In my last post I talked about Lifestyle Design, a concept introduced to me by Tim Ferriss in The 4 Hour Workweek.
Today I want to share some of the principles that I took from the book, which can help you create the life you desire.
1. Decide what your priorities are
What are your priorities. Family? Money? Time? Work? Freedom?
I think this step is an important one. How often do we actually sit down and consider what our priorities are and consider our lives in this way. Someone once said to me, we spend more time planning our annual holiday than our life, and they were right. If you don’t at least have an idea of what your priorities are, you can be sure that the marketing machine will help you choose some.
If your priorities seem different from other people’s, don’t worry, you’re probably on the right track. Just because everyone else is off in a different direction, it doesn’t make it right. Don’t let the ‘norm’ become your default if it doesn’t fit in with your plan.
2. Decide what you want to achieve in your life
You probably have around 80-100 years here to do what you want to do. If you take off twenty years at the front end, and another ten or so off the back end, that leaves you around 50 years in the middle. If you’re not careful, those 50 years can easily be swallowed up with working and paying bills. Make sure you prioritise the important stuff.
3. Make a plan
Businesses make plans all the time so why not make a plan for the business of living. Get a pen and paper and roughly write down what you’d like to do, where you’d like to go, what you’d like to own.
Planning can be fun, it gives you the opportunity to explore your own mind and discover what your heart really desires without external influence.
The next step is to work out how much money you need to achieve these goals. Like a shopping list, tot it up, it’s amazing how doing this can make what were once just pipe dreams into realistic ambitions. Perhaps you thought you would need to earn a million pounds to be happy, and in reality the things you really desire cost a fraction of that. It’s empowering to realise that you can actually achieve what you want, and it will give you the motivation to get started. Today.

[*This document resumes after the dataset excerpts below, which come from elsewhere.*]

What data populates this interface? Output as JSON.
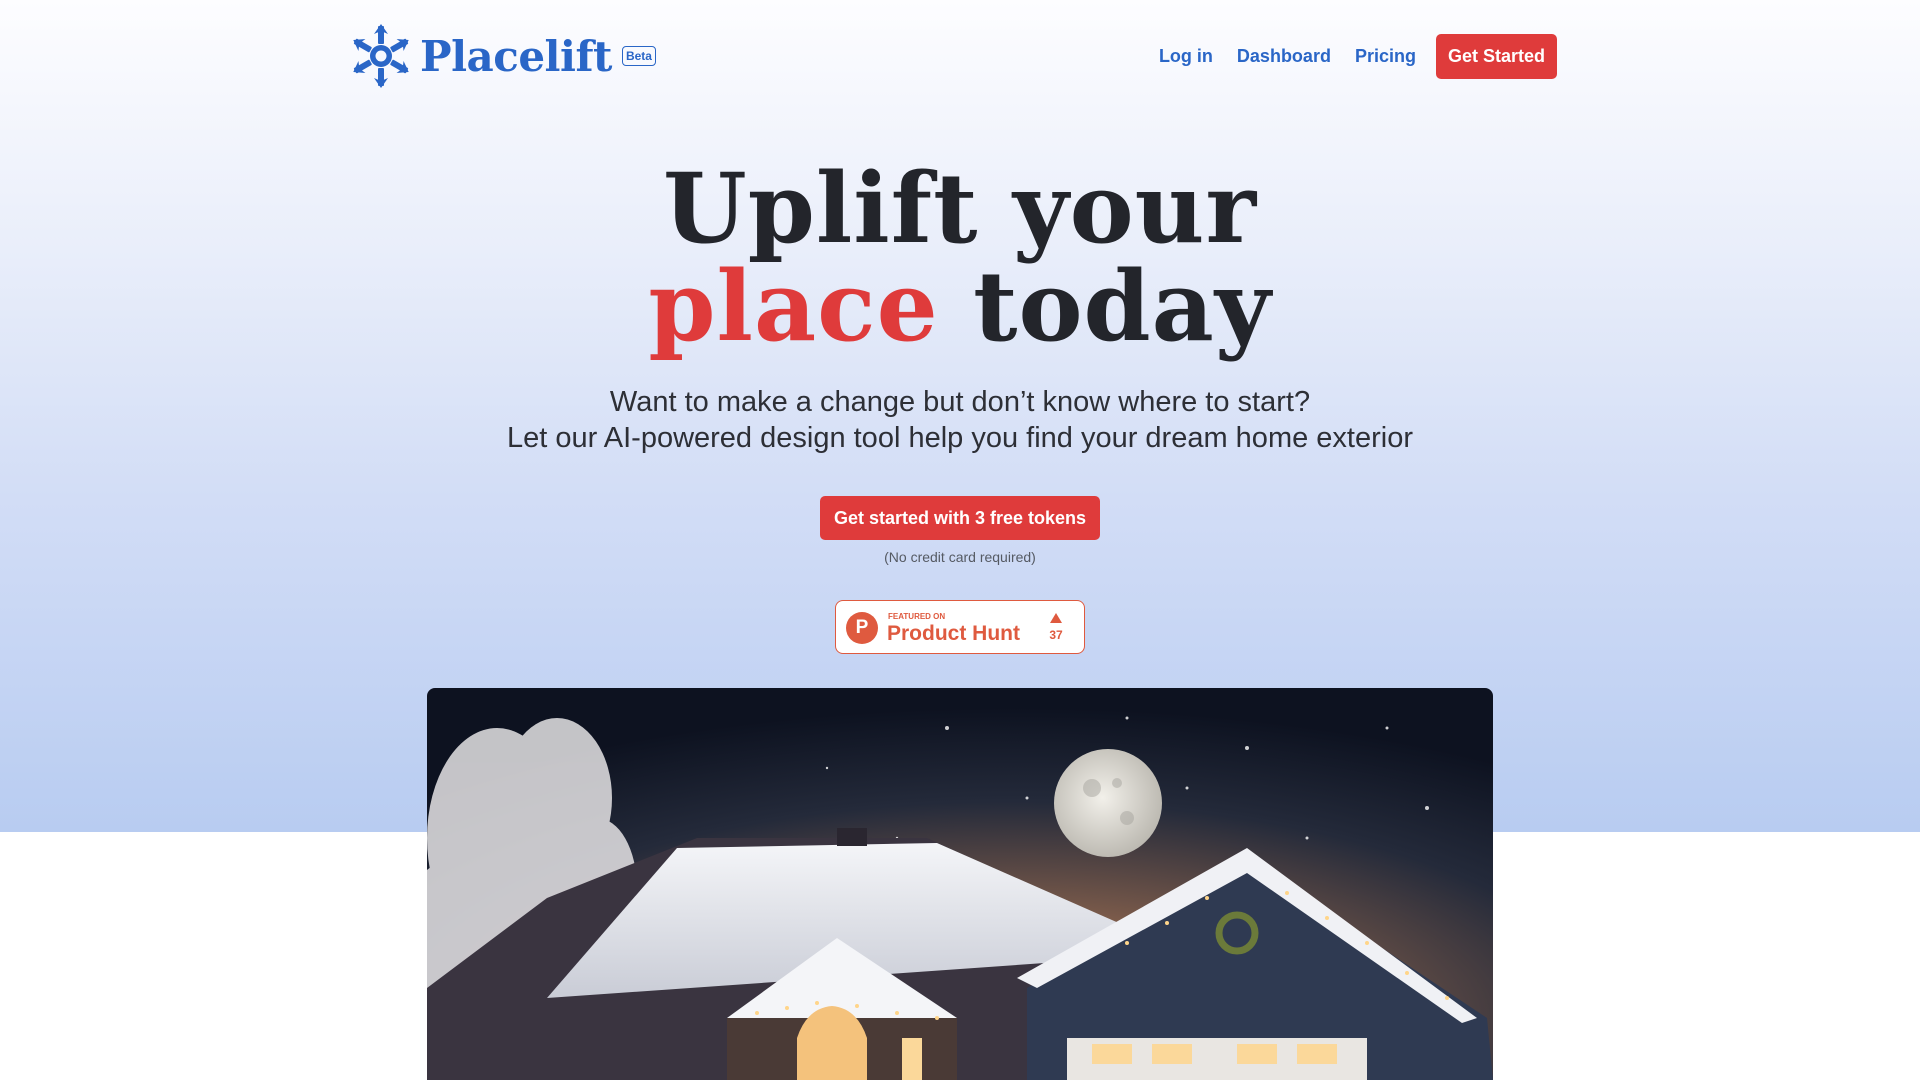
{
  "brand": {
    "name": "Placelift",
    "badge": "Beta",
    "logo_icon": "snowflake-icon",
    "accent_color": "#2a66c7",
    "cta_color": "#df3b3b"
  },
  "nav": {
    "login": "Log in",
    "dashboard": "Dashboard",
    "pricing": "Pricing",
    "get_started": "Get Started"
  },
  "hero": {
    "headline_line1": "Uplift your",
    "headline_accent": "place",
    "headline_rest": "today",
    "subtitle_line1": "Want to make a change but don’t know where to start?",
    "subtitle_line2": "Let our AI-powered design tool help you find your dream home exterior",
    "cta_label": "Get started with 3 free tokens",
    "cta_note": "(No credit card required)"
  },
  "product_hunt": {
    "featured_label": "FEATURED ON",
    "name": "Product Hunt",
    "logo_letter": "P",
    "upvotes": "37",
    "color": "#df5a3f"
  },
  "hero_image": {
    "icon": "house-night-snow-image"
  }
}
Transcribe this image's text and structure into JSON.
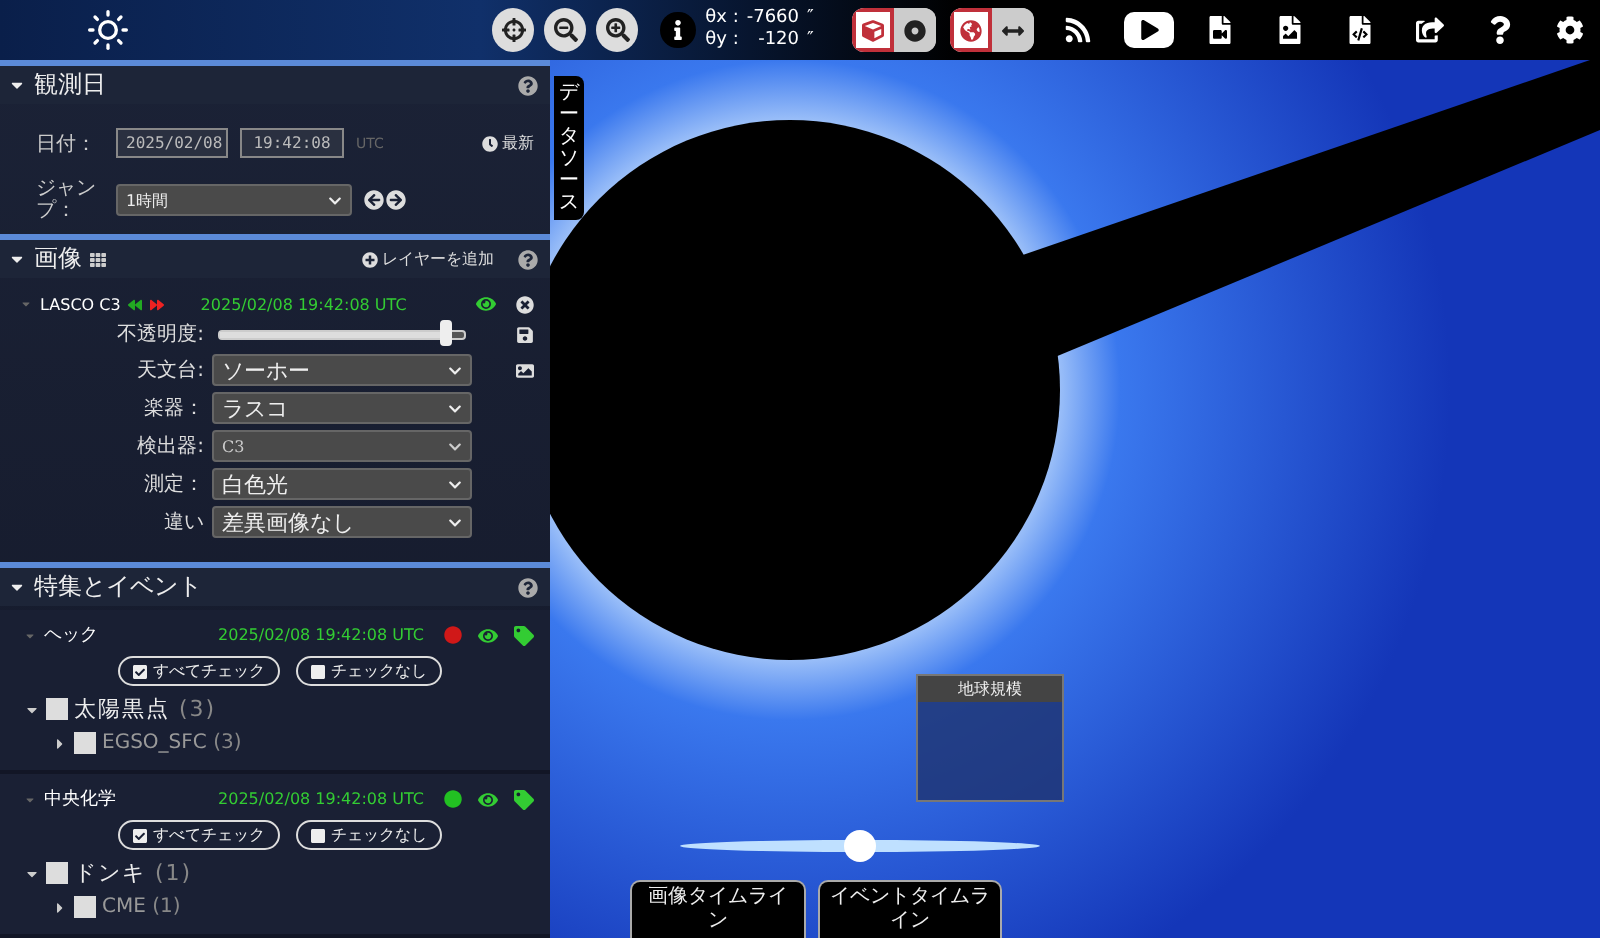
{
  "toolbar": {
    "view_buttons": [
      {
        "kind": "center"
      },
      {
        "kind": "zoom_out"
      },
      {
        "kind": "zoom_in"
      }
    ],
    "coords": [
      {
        "label": "θx",
        "sep": ":",
        "value": "-7660",
        "unit": "″"
      },
      {
        "label": "θy",
        "sep": ":",
        "value": "-120",
        "unit": "″"
      }
    ],
    "toggles": [
      {
        "options": [
          {
            "kind": "cube",
            "selected": true
          },
          {
            "kind": "target",
            "selected": false
          }
        ]
      },
      {
        "options": [
          {
            "kind": "globe",
            "selected": true
          },
          {
            "kind": "arrows",
            "selected": false
          }
        ]
      }
    ],
    "actions": [
      {
        "kind": "rss"
      },
      {
        "kind": "play"
      },
      {
        "kind": "video"
      },
      {
        "kind": "image"
      },
      {
        "kind": "code"
      },
      {
        "kind": "share"
      },
      {
        "kind": "help"
      },
      {
        "kind": "settings"
      }
    ]
  },
  "observation_date": {
    "title": "観測日",
    "date_label": "日付：",
    "date": "2025/02/08",
    "time": "19:42:08",
    "timezone": "UTC",
    "latest": "最新",
    "jump_label": "ジャンプ：",
    "jump_value": "1時間"
  },
  "images": {
    "title": "画像",
    "add_layer": "レイヤーを追加",
    "layers": [
      {
        "name": "LASCO C3",
        "timestamp": "2025/02/08 19:42:08 UTC",
        "visible": true,
        "opacity_label": "不透明度:",
        "level": 0.93,
        "fields": [
          {
            "label": "天文台:",
            "value": "ソーホー",
            "kind": "large"
          },
          {
            "label": "楽器：",
            "value": "ラスコ",
            "kind": "large"
          },
          {
            "label": "検出器:",
            "value": "C3",
            "kind": "small"
          },
          {
            "label": "測定：",
            "value": "白色光",
            "kind": "large"
          },
          {
            "label": "違い",
            "value": "差異画像なし",
            "kind": "large"
          }
        ]
      }
    ]
  },
  "features": {
    "title": "特集とイベント",
    "groups": [
      {
        "name": "ヘック",
        "timestamp": "2025/02/08 19:42:08 UTC",
        "color": "#d01818",
        "visible": true,
        "check_all": "すべてチェック",
        "check_none": "チェックなし",
        "tree": [
          {
            "label": "太陽黒点",
            "count": "(3)",
            "checked": false,
            "expanded": true,
            "children": [
              {
                "label": "EGSO_SFC",
                "count": "(3)",
                "checked": false,
                "expanded": false
              }
            ]
          }
        ]
      },
      {
        "name": "中央化学",
        "timestamp": "2025/02/08 19:42:08 UTC",
        "color": "#22c022",
        "visible": true,
        "check_all": "すべてチェック",
        "check_none": "チェックなし",
        "tree": [
          {
            "label": "ドンキ",
            "count": "(1)",
            "checked": false,
            "expanded": true,
            "children": [
              {
                "label": "CME",
                "count": "(1)",
                "checked": false,
                "expanded": false
              }
            ]
          }
        ]
      }
    ]
  },
  "data_source_tab": "データソース",
  "scale_box": {
    "title": "地球規模"
  },
  "timeline_tabs": [
    "画像タイムライン",
    "イベントタイムライン"
  ]
}
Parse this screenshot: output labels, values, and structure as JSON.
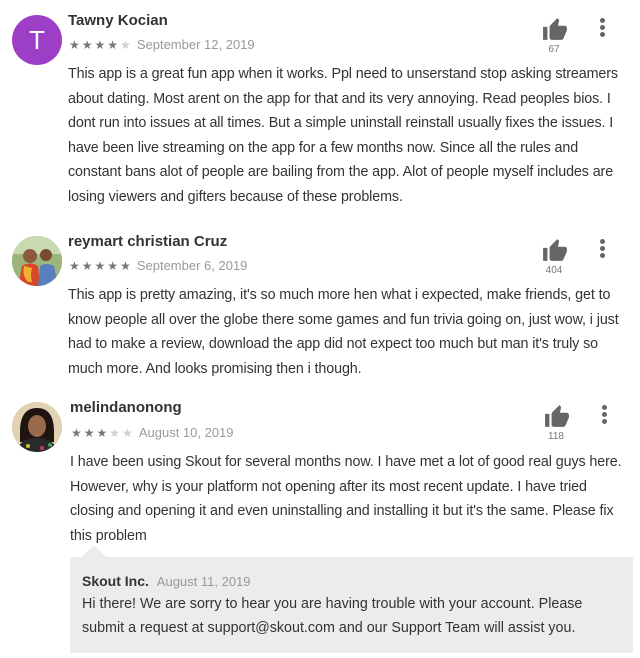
{
  "reviews": [
    {
      "avatar_letter": "T",
      "avatar_color": "#9c3fc6",
      "name": "Tawny Kocian",
      "stars": 4,
      "date": "September 12, 2019",
      "likes": "67",
      "text": "This app is a great fun app when it works. Ppl need to unserstand stop asking streamers about dating. Most arent on the app for that and its very annoying. Read peoples bios. I dont run into issues at all times. But a simple uninstall reinstall usually fixes the issues. I have been live streaming on the app for a few months now. Since all the rules and constant bans alot of people are bailing from the app. Alot of people myself includes are losing viewers and gifters because of these problems."
    },
    {
      "name": "reymart christian Cruz",
      "stars": 5,
      "date": "September 6, 2019",
      "likes": "404",
      "text": "This app is pretty amazing, it's so much more hen what i expected, make friends, get to know people all over the globe there some games and fun trivia going on, just wow, i just had to make a review, download the app did not expect too much but man it's truly so much more. And looks promising then i though."
    },
    {
      "name": "melindanonong",
      "stars": 3,
      "date": "August 10, 2019",
      "likes": "118",
      "text": "I have been using Skout for several months now. I have met a lot of good real guys here. However, why is your platform not opening after its most recent update. I have tried closing and opening it and even uninstalling and installing it but it's the same. Please fix this problem"
    }
  ],
  "developer_reply": {
    "name": "Skout Inc.",
    "date": "August 11, 2019",
    "text": "Hi there! We are sorry to hear you are having trouble with your account. Please submit a request at support@skout.com and our Support Team will assist you."
  },
  "icons": {
    "like": "thumbs-up-icon",
    "more": "more-vertical-icon",
    "star": "star-icon"
  }
}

4. Earn to live, or do something you’d do anyway, regardless of money
Either earn the money you need (see your plan) in the least amount of time possible, or do something you love that you would do for nothing anyway.
Option one – find the job that will pay you the most amount of money per hour. Work the minimum amount of hours required to fulfil your needs. By following this strategy you will be earning the money you need quickly without wasting any of your valuable time.
Option two, and the one I personally favour, is to find work which doesn’t feel like work. If you can make money at something you love, there is no ‘work’ and ‘life’. No balance is required, it’s all just life!
I set out to achieve this ten years ago. Within two years I had not only replaced my job income, but I has exceeded it. It can be done when you have a clear focus and motivation which isn’t influenced by marketing, which is designed to continually drag you from your path (unless of course the marketing is for something in your plan!)
5. Don’t wait for retirement. Don’t wait for tomorrow
Tim Ferriss pushed the idea of ‘mini-retirements’ in his book. His theory was; why spend 40 years working hard, to spend 15 years not doing much because you’re too old. His idea was to have short bursts of work interspersed with mini-retirements. Basically sabbaticals on steroids.
I resonate with this idea. The idea of retiring doesn’t currently excite me. If you are doing work you enjoy, you may be quite happy to pursue that well past the age of 65. It seems sensible to focus on how you can enjoy your whole life, not just the last few years.
So that’s my take on lifestyle design, what do you think? Have you implemented any or all of these ideas to your own life?